Life Health

Heart disease is the number one health threat to women

Donna J. MacArthur, Federated Women's Institutes of Canada

The hard facts are: There's a potential killer preying on unsuspecting women and the Federated Women's Institutes of Canada (FWIC) is on a campaign to expose the culprit. The predator is Heart Disease - the number one health threat to women in Canada today. Statistics Canada reports that more women die of cardiovascular disease than any other condition. The risk is made even greater by the fact that most women fail to see the connection between the identified risk factors of Heart Disease and their own personal risks of developing the often deadly illness.

Symptoms of a heart attack include: chest pain or discomfort; pain in the arm, neck, jaw, shoulder or back; nausea, indigestion or vomiting; sweating or cool, clammy skin; breathing difficulty, and anxiety. Some of these symptoms may be experienced up to a month before a heart attack actually occurs.

Arlene Brown, of Charlottetown, PEI, vividly recalls being in a state of denial when she had symptoms that led to a heart attack when she was 61.

"Over a period of time I'd experienced a shortness of breath, some persistent pains down my arm and a strange feeling in my wrist. I have asthma, so I attributed my breathing problem to that, and the pains weren't severe so I ignored them and they went away."

Brown was aware that there was a history of heart disease in her family, but she was busy working full-time and involved in her community, and in her own words, "just didn't expect anything to happen right away." But it did happen.

"One morning I had all the symptoms I'd had previously, as well as indigestion and heartburn. My husband took me to the hospital and after a series of tests I was told that I had several blockages in my arteries and my blood pressure was very high."

Brown had to be transported off-Island to a Halifax, NS, hospital where five stints were inserted into those damaged arteries, and now, eight years later, she is doing well. Although she has had to learn to pace herself, physically, and watch what she eats, she considers herself lucky.

"My advice is to be aware of the symptoms, and not to ignore them," she cautions.

FWIC's Triennium Project, "Hard Facts about Women's Heart Health" is a major, three-year long effort (2009-2012), to heighten the awareness of heart disease and strokes among its 13,000-plus membership across Canada, as well as to the general public.

Shirley Fraize, of Newfoundland, is project chairman with FWIC, and the initiator of the Triennium Heart Health Project.

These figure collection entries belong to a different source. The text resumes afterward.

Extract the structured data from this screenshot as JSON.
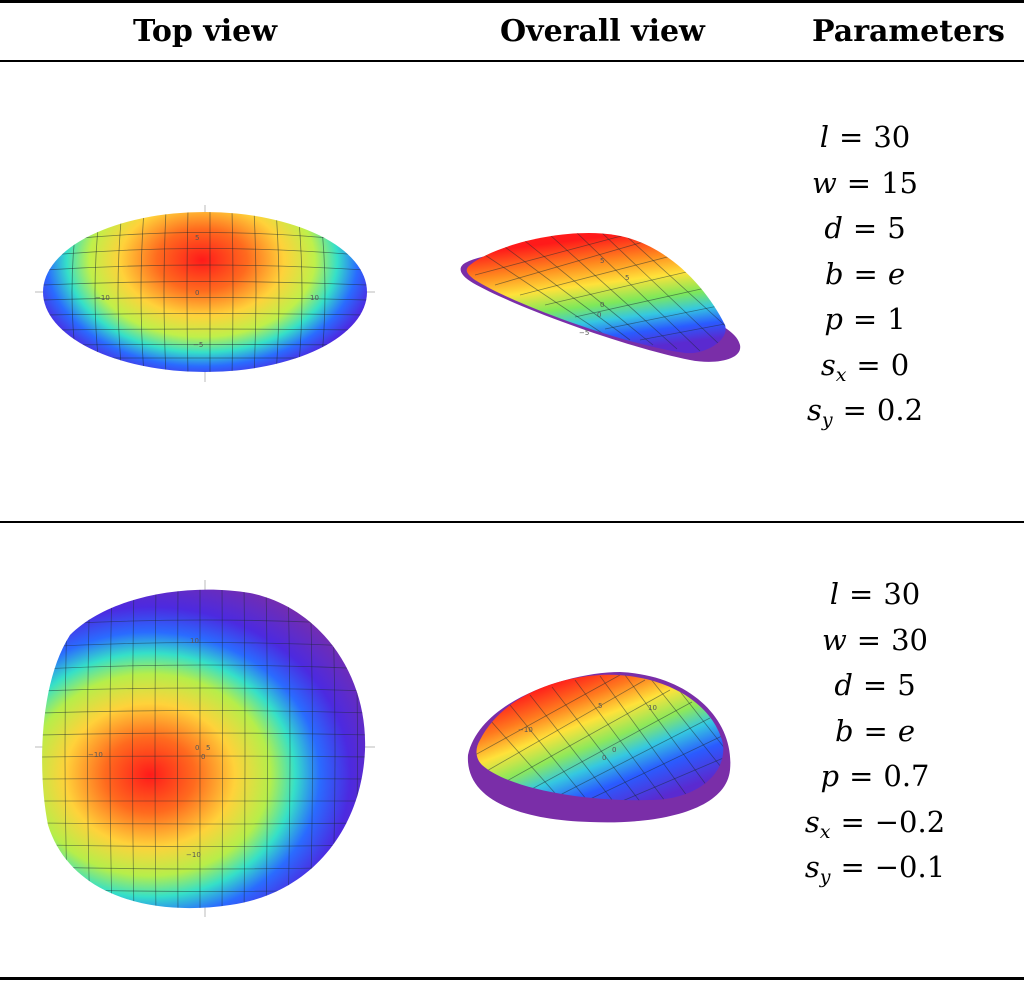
{
  "headers": {
    "top_view": "Top view",
    "overall_view": "Overall view",
    "parameters": "Parameters"
  },
  "rows": [
    {
      "params": [
        {
          "sym": "l",
          "sub": "",
          "value": "30"
        },
        {
          "sym": "w",
          "sub": "",
          "value": "15"
        },
        {
          "sym": "d",
          "sub": "",
          "value": "5"
        },
        {
          "sym": "b",
          "sub": "",
          "value": "e",
          "value_italic": true
        },
        {
          "sym": "p",
          "sub": "",
          "value": "1"
        },
        {
          "sym": "s",
          "sub": "x",
          "value": "0"
        },
        {
          "sym": "s",
          "sub": "y",
          "value": "0.2"
        }
      ],
      "top_ticks": [
        "5",
        "−10",
        "0",
        "10",
        "−5"
      ],
      "overall_ticks": [
        "5",
        "0",
        "0",
        "−5",
        "5"
      ]
    },
    {
      "params": [
        {
          "sym": "l",
          "sub": "",
          "value": "30"
        },
        {
          "sym": "w",
          "sub": "",
          "value": "30"
        },
        {
          "sym": "d",
          "sub": "",
          "value": "5"
        },
        {
          "sym": "b",
          "sub": "",
          "value": "e",
          "value_italic": true
        },
        {
          "sym": "p",
          "sub": "",
          "value": "0.7"
        },
        {
          "sym": "s",
          "sub": "x",
          "value": "−0.2"
        },
        {
          "sym": "s",
          "sub": "y",
          "value": "−0.1"
        }
      ],
      "top_ticks": [
        "10",
        "−10",
        "0",
        "5",
        "0",
        "−10"
      ],
      "overall_ticks": [
        "−10",
        "5",
        "10",
        "0",
        "0"
      ]
    }
  ],
  "colors": {
    "rule": "#000000",
    "surface_peak": "#ff2a1a",
    "surface_edge": "#7a2ea8"
  }
}
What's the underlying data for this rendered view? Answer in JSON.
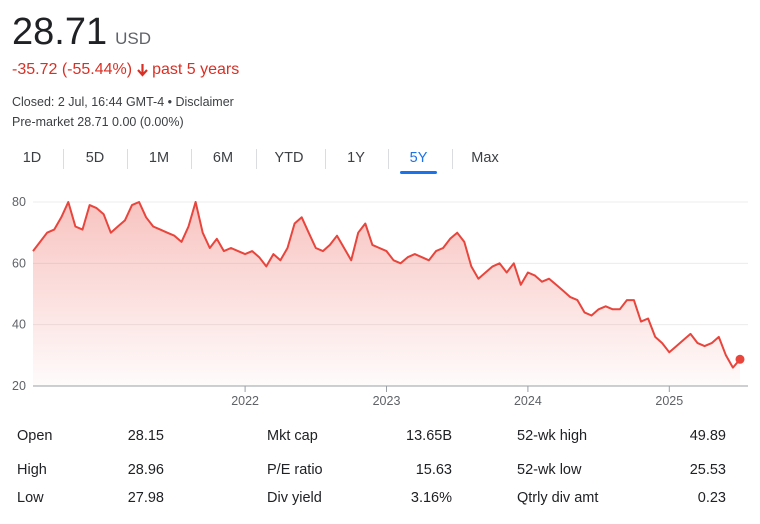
{
  "quote": {
    "price": "28.71",
    "currency": "USD",
    "change": "-35.72 (-55.44%)",
    "period": "past 5 years",
    "closed": "Closed: 2 Jul, 16:44 GMT-4",
    "bullet": " • ",
    "disclaimer": "Disclaimer",
    "premarket": "Pre-market 28.71 0.00 (0.00%)"
  },
  "colors": {
    "negative": "#d93025",
    "accent": "#1a73e8",
    "line": "#e8453c"
  },
  "tabs": [
    {
      "label": "1D",
      "active": false
    },
    {
      "label": "5D",
      "active": false
    },
    {
      "label": "1M",
      "active": false
    },
    {
      "label": "6M",
      "active": false
    },
    {
      "label": "YTD",
      "active": false
    },
    {
      "label": "1Y",
      "active": false
    },
    {
      "label": "5Y",
      "active": true
    },
    {
      "label": "Max",
      "active": false
    }
  ],
  "chart_data": {
    "type": "area",
    "y_ticks": [
      "80",
      "60",
      "40",
      "20"
    ],
    "ylim": [
      20,
      80
    ],
    "x_ticks": [
      {
        "label": "2022",
        "x": 2022.0
      },
      {
        "label": "2023",
        "x": 2023.0
      },
      {
        "label": "2024",
        "x": 2024.0
      },
      {
        "label": "2025",
        "x": 2025.0
      }
    ],
    "grid": true,
    "series": [
      {
        "x": [
          2020.5,
          2020.55,
          2020.6,
          2020.65,
          2020.7,
          2020.75,
          2020.8,
          2020.85,
          2020.9,
          2020.95,
          2021.0,
          2021.05,
          2021.1,
          2021.15,
          2021.2,
          2021.25,
          2021.3,
          2021.35,
          2021.4,
          2021.45,
          2021.5,
          2021.55,
          2021.6,
          2021.65,
          2021.7,
          2021.75,
          2021.8,
          2021.85,
          2021.9,
          2021.95,
          2022.0,
          2022.05,
          2022.1,
          2022.15,
          2022.2,
          2022.25,
          2022.3,
          2022.35,
          2022.4,
          2022.45,
          2022.5,
          2022.55,
          2022.6,
          2022.65,
          2022.7,
          2022.75,
          2022.8,
          2022.85,
          2022.9,
          2022.95,
          2023.0,
          2023.05,
          2023.1,
          2023.15,
          2023.2,
          2023.25,
          2023.3,
          2023.35,
          2023.4,
          2023.45,
          2023.5,
          2023.55,
          2023.6,
          2023.65,
          2023.7,
          2023.75,
          2023.8,
          2023.85,
          2023.9,
          2023.95,
          2024.0,
          2024.05,
          2024.1,
          2024.15,
          2024.2,
          2024.25,
          2024.3,
          2024.35,
          2024.4,
          2024.45,
          2024.5,
          2024.55,
          2024.6,
          2024.65,
          2024.7,
          2024.75,
          2024.8,
          2024.85,
          2024.9,
          2024.95,
          2025.0,
          2025.05,
          2025.1,
          2025.15,
          2025.2,
          2025.25,
          2025.3,
          2025.35,
          2025.4,
          2025.45,
          2025.5
        ],
        "values": [
          64,
          67,
          70,
          71,
          75,
          80,
          72,
          71,
          79,
          78,
          76,
          70,
          72,
          74,
          79,
          80,
          75,
          72,
          71,
          70,
          69,
          67,
          72,
          80,
          70,
          65,
          68,
          64,
          65,
          64,
          63,
          64,
          62,
          59,
          63,
          61,
          65,
          73,
          75,
          70,
          65,
          64,
          66,
          69,
          65,
          61,
          70,
          73,
          66,
          65,
          64,
          61,
          60,
          62,
          63,
          62,
          61,
          64,
          65,
          68,
          70,
          67,
          59,
          55,
          57,
          59,
          60,
          57,
          60,
          53,
          57,
          56,
          54,
          55,
          53,
          51,
          49,
          48,
          44,
          43,
          45,
          46,
          45,
          45,
          48,
          48,
          41,
          42,
          36,
          34,
          31,
          33,
          35,
          37,
          34,
          33,
          34,
          36,
          30,
          26,
          28.71
        ],
        "marker_last": true
      }
    ]
  },
  "stats": [
    [
      {
        "label": "Open",
        "value": "28.15"
      },
      {
        "label": "Mkt cap",
        "value": "13.65B"
      },
      {
        "label": "52-wk high",
        "value": "49.89"
      }
    ],
    [
      {
        "label": "High",
        "value": "28.96"
      },
      {
        "label": "P/E ratio",
        "value": "15.63"
      },
      {
        "label": "52-wk low",
        "value": "25.53"
      }
    ],
    [
      {
        "label": "Low",
        "value": "27.98"
      },
      {
        "label": "Div yield",
        "value": "3.16%"
      },
      {
        "label": "Qtrly div amt",
        "value": "0.23"
      }
    ]
  ]
}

"FWIC adopted the Project so Women's Institute (WI) members across Canada would promote the information in their respective home provinces, and encourage members and local people alike to recognize the risks of heart disease and adapt healthier lifestyles," Fraize says.

Each provincial WI organization is advancing the Project through a series of workshops and other activities in their area. Some provinces are offering "The Heart Truth," a PowerPoint presentation developed and shared by the Canadian Heart & Stroke Foundation.

The Women's Institutes have been providing a voice for all WI members across Canada for well over a century. Since the organization was founded by Adelaide Hoodless Hunter, of Ontario, its objectives have remained constant: to initiate national programs; to provide a medium of communication among all WI branches; to provide leadership in the promotion of agriculture and community living; and to develop responsible citizens through the study/awareness of issues of national/international relevance. The FWIC is currently comprised of 1000 branches across Canada.

The focus of WI has been to honor the past and move forward with the times. The current Triennium's theme, "Coast to Coast: WI - Alive and Well," is consistent with that focus.

"In conjunction with our Heart Health Project, FWIC has issued a challenge for all its members to, 'Walk across Canada with Us,'" Fraize says. Pedometers are available for purchase at each provincial office. Participants were asked to wear their pedometers and record the number of steps taken each day from January 1, 2011 through to Dec. 31, 2011.

"The intention of this challenge is to promote a healthy lifestyle within all WI membership branches and to accumulate enough steps to reach the destination of the FWIC National Convention, in Sidney, BC, in June, 2012."

Fraize says that getting fit is only one of the benefits of choosing a healthy lifestyle and regular physical activity.

"You will also lessen your chance of heart disease because reduced cholesterol reduces your heart's workload. Stress will be reduced, blood pressure lowered, bone loss prevented, and your general quality of life will be improved. This is good health sense I want to share with women everywhere."

An organization as enduring and inclusive as FWIC, which reaches out to so many rural women across the country, has built a legacy of comradery amongst its members.

"Every WI member is genuinely interested in the welfare and well-being of her family, community and the world at large," Fraize says. "When we gather for our national conference, in BC, next June, it will be interesting to find out how many collective steps have been accumulated through our Walk Across Canada effort. But it will be even more exciting to consider the number of women who will escape the grips of Heart Disease because of FWIC's Heart Health Project, simply because they now know the risks and how to protect themselves against it."